The following tutorial demonstrates how to deploy a Studio notebook as a Managed Service for Apache Flink application with durable state.

Setup

Create a new Studio notebook by following the Creating a Studio notebook tutorial, using either Kinesis Data Streams or Amazon MSK. Name the Studio notebook ExampleTestDeploy.

Deploy an application with durable state using the AWS Management Console

  1. Add an S3 bucket location where you want the packaged code to be stored under Application code location - optional in the console. This enables the steps to deploy and run your application directly from the notebook.

  2. Add required permissions to the application role to enable the role you are using to read and write to an Amazon S3 bucket, and to launch a Managed Service for Apache Flink application:

  3. Use the following sample code:

    %flink.ssql(type=update) CREATE TABLE exampleoutput ( 'ticket' VARCHAR, 'price' DOUBLE ) WITH ( 'connector' = 'kinesis', 'stream' = 'ExampleOutputStream', 'aws.region' = 'us-east-1', 'scan.stream.initpos' = 'LATEST', 'format' = 'json' ); INSERT INTO exampleoutput SELECT ticker, price FROM exampleinputstream
  4. With this feature launch, you will see a new dropdown on the right top corner of each note in your notebook with the name of the notebook. You can do the following:

    • View the Studio notebook settings in the AWS Management Console.

    • Build your Zeppelin Note and export it to Amazon S3. At this point, provide a name for your application and choose Build and Export. You will get a notification when the export completes.

    • If you need to, you can view and run any additional tests on the executable in Amazon S3.

    • Once the build is complete, you will be able to deploy your code as a Kinesis streaming application with durable state and autoscaling.

    • Use the dropdown and choose Deploy Zeppelin Note as Kinesis streaming application. Review the application name and choose Deploy via AWS Console.

    • This will lead you to the AWS Management Console page for creating a Managed Service for Apache Flink application. Note that application name, parallelism, code location, default Glue DB, VPC (if applicable) and IAM roles have been pre-populated. Validate that the IAM roles have the required permissions to your sources and destinations. Snapshots are enabled by default for durable application state management.

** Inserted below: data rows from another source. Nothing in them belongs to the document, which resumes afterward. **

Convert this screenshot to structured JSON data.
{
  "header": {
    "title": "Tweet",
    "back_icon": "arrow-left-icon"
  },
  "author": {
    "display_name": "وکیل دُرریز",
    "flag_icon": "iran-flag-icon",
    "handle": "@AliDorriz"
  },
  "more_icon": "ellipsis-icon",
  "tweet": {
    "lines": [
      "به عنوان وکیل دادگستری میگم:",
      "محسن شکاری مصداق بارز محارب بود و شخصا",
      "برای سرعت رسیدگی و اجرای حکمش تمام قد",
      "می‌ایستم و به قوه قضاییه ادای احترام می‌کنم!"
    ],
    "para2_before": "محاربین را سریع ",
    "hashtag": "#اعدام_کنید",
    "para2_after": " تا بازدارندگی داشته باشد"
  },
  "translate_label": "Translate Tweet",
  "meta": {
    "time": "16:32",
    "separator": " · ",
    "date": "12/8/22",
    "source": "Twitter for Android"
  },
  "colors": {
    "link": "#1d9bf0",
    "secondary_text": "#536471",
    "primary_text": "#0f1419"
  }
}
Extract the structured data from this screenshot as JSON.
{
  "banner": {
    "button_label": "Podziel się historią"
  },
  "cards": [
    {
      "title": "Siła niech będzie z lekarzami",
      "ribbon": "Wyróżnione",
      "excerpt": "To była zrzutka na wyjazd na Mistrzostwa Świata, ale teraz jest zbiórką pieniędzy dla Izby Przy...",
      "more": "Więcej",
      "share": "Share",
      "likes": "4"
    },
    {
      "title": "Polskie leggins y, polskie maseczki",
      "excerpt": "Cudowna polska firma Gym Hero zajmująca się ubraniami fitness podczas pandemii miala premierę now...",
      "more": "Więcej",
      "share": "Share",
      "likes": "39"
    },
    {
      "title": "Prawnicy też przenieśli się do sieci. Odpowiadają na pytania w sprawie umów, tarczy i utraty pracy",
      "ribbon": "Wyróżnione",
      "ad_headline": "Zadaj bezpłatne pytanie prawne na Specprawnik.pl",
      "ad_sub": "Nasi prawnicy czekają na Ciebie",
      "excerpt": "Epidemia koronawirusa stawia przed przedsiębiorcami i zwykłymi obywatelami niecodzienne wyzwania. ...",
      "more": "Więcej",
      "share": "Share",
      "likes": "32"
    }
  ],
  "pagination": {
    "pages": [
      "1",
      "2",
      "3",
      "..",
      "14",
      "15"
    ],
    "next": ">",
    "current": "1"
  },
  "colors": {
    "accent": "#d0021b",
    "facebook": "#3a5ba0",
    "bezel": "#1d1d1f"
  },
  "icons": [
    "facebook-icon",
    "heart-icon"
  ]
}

    • Choose create application.

    • You can choose configure and modify any settings, and choose Run to start your streaming application.

Deploy an application with durable state using the AWS CLI

To deploy an application using the AWS CLI, you must update your AWS CLI to use the service model provided with your Beta 2 information. For information about how to use the updated service model, see Setup.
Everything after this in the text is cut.